La première chose qui s'offrit aux regards de Sancho, ce fut un bœuf entier, auquel un ormeau servait de broche. Une montagne de gros bois composait le foyer où l'on allait le faire rôtir; alentour bouillaient six grandes marmites, ou plutôt six cuves capables d'engloutir plusieurs moutons tout entiers; une multitude de chapons, d'oisons et de poules, étaient déjà préparés pour être ensevelis dans les marmites, et toutes sortes d'oiseaux, de gibier de basse-cour et autres pendaient en foule à des arbres où on les avait mis la veille pour les mortifier. Sancho compta plus de soixante outres pleines de vin, qui contenaient chacune pour le moins cinquante pintes. On voyait là des monceaux de pain blanc, comme on voit les tas de moëllons près des carrières; les fromages empilés ressemblaient à un mur de briques. Tout auprès, deux chaudières pleines d'huile et plus grandes que celles des teinturiers, servaient à faire des beignets et la pâtisserie, pendant qu'on prenait le sucre à pleines mains dans une caisse qui en était remplie. Il y avait plus de cinquante cuisiniers ou cuisinières, tous la joie peinte sur le visage, et travaillant avec diligence. Dans le large ventre du bœuf on avait cousu une douzaine de cochons de lait pour l'attendrir et lui donner du goût. Quant aux épiceries de toutes sortes, elles n'étaient point là en cornets de papier, mais par quintaux et à plein coffre. Finalement, les préparatifs de la noce, quoique rustiques, étaient très-abondants, et il y avait de quoi nourrir une armée entière.

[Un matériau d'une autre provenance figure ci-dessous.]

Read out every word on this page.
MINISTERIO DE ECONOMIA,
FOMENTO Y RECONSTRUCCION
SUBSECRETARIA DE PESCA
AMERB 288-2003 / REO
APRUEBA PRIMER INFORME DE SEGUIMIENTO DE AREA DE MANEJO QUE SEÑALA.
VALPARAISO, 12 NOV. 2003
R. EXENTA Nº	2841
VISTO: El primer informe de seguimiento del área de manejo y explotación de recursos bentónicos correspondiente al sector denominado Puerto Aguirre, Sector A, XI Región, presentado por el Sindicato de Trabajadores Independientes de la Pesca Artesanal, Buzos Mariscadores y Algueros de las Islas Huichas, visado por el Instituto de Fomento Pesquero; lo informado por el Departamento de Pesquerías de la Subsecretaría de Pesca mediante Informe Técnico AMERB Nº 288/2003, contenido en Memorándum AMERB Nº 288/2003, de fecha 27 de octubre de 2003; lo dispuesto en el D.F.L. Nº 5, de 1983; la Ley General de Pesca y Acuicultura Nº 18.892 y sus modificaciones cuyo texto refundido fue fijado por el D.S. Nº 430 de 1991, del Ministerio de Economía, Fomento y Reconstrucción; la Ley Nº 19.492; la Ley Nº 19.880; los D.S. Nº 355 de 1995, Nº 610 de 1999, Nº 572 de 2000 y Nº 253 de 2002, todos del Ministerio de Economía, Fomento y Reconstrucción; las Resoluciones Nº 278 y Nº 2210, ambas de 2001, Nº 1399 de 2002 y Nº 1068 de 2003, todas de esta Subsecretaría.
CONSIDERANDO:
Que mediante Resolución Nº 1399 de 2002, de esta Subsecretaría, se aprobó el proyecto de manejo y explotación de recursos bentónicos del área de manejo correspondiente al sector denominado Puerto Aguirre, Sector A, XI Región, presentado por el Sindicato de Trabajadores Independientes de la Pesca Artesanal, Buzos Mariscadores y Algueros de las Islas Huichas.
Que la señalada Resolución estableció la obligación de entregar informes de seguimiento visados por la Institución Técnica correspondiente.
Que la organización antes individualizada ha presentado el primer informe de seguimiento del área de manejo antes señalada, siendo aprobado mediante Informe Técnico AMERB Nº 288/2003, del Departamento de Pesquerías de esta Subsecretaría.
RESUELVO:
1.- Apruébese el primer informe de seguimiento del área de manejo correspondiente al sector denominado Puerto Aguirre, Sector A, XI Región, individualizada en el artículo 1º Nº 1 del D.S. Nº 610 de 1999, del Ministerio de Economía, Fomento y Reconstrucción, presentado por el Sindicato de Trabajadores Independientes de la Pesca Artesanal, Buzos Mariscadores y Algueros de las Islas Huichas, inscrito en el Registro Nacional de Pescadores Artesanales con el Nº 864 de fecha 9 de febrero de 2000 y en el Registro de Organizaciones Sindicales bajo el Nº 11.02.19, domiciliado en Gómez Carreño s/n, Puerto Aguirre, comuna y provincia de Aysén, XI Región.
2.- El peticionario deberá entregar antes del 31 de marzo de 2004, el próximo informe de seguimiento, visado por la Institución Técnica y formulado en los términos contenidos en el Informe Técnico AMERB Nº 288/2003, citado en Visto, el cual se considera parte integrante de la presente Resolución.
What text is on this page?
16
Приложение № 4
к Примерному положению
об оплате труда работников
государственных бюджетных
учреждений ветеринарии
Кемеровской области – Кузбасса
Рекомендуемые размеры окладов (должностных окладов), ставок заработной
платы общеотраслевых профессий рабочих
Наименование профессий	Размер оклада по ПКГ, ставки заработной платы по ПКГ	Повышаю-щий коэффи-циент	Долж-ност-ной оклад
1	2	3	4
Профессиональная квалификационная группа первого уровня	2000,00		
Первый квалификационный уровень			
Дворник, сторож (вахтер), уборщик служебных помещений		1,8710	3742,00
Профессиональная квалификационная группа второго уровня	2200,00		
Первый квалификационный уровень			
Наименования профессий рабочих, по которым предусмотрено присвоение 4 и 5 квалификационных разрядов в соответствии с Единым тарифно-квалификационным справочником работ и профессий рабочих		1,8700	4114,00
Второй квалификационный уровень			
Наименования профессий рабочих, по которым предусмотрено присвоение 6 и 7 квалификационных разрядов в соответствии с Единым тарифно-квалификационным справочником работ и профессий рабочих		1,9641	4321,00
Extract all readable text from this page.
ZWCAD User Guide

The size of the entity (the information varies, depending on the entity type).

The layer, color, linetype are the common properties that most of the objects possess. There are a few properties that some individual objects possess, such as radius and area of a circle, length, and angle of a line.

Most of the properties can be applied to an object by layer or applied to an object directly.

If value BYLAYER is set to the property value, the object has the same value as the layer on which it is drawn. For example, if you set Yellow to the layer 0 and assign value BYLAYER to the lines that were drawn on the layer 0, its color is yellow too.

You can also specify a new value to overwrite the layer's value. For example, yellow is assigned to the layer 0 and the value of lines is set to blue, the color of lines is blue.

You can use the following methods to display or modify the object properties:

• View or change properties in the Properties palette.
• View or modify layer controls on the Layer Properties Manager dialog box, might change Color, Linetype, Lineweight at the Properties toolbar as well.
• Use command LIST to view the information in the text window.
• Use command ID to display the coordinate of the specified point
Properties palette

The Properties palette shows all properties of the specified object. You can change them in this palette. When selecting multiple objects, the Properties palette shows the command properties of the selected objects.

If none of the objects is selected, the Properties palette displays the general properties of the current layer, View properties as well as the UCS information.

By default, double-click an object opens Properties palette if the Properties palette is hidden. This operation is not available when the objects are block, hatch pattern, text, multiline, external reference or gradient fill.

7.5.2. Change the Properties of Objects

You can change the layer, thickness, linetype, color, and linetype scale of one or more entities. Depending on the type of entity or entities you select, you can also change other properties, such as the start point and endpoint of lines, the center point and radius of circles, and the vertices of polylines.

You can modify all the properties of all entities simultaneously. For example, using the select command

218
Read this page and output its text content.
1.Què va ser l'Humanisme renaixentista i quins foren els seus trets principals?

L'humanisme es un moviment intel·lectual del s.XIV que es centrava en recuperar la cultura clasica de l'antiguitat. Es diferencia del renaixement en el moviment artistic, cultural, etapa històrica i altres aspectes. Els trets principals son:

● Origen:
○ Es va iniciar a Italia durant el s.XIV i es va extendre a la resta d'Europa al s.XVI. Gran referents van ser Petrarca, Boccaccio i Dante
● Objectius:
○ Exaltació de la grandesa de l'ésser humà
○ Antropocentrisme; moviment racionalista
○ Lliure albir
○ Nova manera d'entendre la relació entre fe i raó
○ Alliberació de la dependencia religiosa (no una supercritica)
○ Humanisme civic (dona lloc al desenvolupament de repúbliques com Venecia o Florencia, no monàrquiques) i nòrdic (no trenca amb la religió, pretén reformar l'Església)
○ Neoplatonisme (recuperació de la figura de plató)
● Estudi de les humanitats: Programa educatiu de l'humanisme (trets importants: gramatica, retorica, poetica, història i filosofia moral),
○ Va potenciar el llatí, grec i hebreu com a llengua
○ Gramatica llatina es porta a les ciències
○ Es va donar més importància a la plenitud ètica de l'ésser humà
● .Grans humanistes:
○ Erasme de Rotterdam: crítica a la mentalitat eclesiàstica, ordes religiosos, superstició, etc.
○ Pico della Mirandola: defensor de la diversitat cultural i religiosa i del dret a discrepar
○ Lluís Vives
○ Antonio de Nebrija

Sancho regardait chaque chose avec de grands yeux; il prenait tout en amitié, et était enchanté de ce spectacle. Les marmites le tentèrent les premières, et il eût de bon cœur pris le soin de les écumer. Plus loin, il se sentit attendri par la vue des outres de vin; puis les gâteaux et l'odeur des beignets le captivèrent tout à fait; enfin, n'y pouvant plus tenir, il aborda un des cuisiniers et avec la politesse d'un estomac affamé, il le pria de permettre qu'il trempât une croûte de pain dans une de ces marmites.